DIN VDE0603-100 definiert technische Mindestanforderungen

Flächendeckender Rollout bis 2032

Der fünfte und letzte Teil der Normen-Serie im Schaltschrankbau betrachtet die veränderten technischen Anforderungen zur Installation von digitalen Zählerplätzen. Aufgrund der Novellierung des Energiewirtschaftsgesetzes (EnWG) und des Gesetzes zur Digitalisierung der Energiewende kommen diese künftig zum Tragen. Im Fokus der Neuerungen steht die Einführung intelligenter digitaler Messeinrichtungen, sogenannter Smart Meter. Nach Schätzungen der Deutschen Energie-Agentur (dena) soll deren flächendeckender Rollout bis 2032 die Installation von ca. 35 Mio. modernen Messeinrichtungen nach sich ziehen.

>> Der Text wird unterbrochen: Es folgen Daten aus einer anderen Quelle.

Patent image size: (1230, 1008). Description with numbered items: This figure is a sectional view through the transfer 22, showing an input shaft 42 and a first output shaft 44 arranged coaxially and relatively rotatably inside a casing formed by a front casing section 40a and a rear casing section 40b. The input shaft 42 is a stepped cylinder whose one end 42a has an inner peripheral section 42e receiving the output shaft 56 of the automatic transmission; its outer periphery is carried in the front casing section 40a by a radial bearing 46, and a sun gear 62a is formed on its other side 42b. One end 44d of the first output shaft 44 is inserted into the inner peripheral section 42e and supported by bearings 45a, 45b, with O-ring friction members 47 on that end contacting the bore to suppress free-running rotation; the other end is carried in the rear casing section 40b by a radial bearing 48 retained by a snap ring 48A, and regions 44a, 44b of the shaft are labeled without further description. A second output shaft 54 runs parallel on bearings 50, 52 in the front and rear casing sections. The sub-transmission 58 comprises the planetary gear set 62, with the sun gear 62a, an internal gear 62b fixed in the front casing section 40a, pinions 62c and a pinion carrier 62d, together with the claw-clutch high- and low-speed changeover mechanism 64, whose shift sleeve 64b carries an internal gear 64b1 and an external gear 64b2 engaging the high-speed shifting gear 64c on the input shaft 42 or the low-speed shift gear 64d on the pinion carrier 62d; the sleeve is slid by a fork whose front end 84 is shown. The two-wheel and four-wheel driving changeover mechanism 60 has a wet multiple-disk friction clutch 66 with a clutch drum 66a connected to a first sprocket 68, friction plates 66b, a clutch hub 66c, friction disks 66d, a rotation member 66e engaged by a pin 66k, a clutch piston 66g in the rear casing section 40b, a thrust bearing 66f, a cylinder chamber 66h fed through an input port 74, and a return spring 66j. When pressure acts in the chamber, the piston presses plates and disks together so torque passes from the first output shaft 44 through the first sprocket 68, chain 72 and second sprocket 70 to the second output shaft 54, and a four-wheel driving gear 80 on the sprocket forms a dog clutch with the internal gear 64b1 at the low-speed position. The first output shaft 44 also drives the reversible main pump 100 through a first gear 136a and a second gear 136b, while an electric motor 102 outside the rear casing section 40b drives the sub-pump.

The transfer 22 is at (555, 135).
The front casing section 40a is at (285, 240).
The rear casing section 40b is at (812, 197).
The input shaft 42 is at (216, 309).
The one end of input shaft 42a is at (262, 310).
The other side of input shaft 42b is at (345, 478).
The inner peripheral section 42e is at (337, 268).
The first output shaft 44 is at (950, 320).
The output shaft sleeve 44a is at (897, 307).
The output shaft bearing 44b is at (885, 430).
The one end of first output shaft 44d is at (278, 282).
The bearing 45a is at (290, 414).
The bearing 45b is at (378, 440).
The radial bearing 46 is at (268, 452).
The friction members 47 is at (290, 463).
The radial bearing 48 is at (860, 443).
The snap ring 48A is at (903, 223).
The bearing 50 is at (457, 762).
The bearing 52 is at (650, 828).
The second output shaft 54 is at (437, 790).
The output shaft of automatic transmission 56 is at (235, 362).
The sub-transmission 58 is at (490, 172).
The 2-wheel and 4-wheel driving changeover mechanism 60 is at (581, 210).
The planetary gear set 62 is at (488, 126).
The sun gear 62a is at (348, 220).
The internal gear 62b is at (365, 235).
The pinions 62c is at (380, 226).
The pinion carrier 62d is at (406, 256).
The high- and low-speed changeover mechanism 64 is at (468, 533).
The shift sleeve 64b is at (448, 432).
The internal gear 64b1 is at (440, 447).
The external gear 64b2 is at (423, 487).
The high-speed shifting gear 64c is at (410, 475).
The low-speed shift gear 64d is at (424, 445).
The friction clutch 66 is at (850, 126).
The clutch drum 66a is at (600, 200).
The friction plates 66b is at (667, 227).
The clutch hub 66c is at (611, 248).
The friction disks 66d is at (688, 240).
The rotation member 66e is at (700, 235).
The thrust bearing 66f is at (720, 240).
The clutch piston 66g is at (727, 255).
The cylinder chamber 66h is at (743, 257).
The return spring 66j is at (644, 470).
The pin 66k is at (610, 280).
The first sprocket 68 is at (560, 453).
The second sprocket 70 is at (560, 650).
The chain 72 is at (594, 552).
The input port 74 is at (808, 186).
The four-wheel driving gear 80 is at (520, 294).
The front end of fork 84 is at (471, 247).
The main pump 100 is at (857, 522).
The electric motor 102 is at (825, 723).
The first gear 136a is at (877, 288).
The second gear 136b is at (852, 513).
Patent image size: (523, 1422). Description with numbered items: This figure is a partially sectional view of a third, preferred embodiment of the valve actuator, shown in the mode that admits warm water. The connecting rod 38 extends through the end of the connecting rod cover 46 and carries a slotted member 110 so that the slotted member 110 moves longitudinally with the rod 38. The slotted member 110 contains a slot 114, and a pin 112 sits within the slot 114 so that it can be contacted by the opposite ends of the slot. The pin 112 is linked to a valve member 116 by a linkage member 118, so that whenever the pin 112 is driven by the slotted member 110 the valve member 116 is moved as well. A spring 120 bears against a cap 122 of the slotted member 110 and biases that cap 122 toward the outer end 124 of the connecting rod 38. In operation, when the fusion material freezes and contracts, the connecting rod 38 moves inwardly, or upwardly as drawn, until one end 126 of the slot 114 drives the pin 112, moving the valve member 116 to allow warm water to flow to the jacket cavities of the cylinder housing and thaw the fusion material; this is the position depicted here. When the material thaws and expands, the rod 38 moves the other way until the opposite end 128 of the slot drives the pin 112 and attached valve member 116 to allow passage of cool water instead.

Messsystem auf Zählerplatz mit BKE-I-Technik (Bild: Schneider Electric GmbH)

Messsystem auf Zählerplatz mit BKE-I-Technik (Bild: Schneider Electric GmbH)

Ein großes Geschäftspotenzial für Elektrofachbetriebe bei dessen Erschließung genaues Wissen um gesetzliche Vorgaben und normative Kenntnisse einen entscheidenden Wettbewerbsvorteil mit sich bringen. Alle physikalischen Veränderungen, die im Schaltschrank für die Unterbringung der Messsysteme zukünftig erforderlich sind, wurden als Mindestanforderungen im Entwurf der DIN VDE0603-100 beschrieben und geben dem Schaltschrankbauer eine detaillierte Anleitung zur sicheren Installation der intelligenten Messgeräte.

Die Energielandschaft hat sich in den vergangenen Jahren enorm verändert: Intelligente Steuerungen für Wohn- und Zweckbauten, die Eigenproduktion von Energie mittels Photovoltaik und deren Einspeisung in das öffentliche Netz, Speichersysteme, Elektromobilität und nicht zuletzt der anhaltende Prosumer-Trend stellen Energieversorger vor große Herausforderungen.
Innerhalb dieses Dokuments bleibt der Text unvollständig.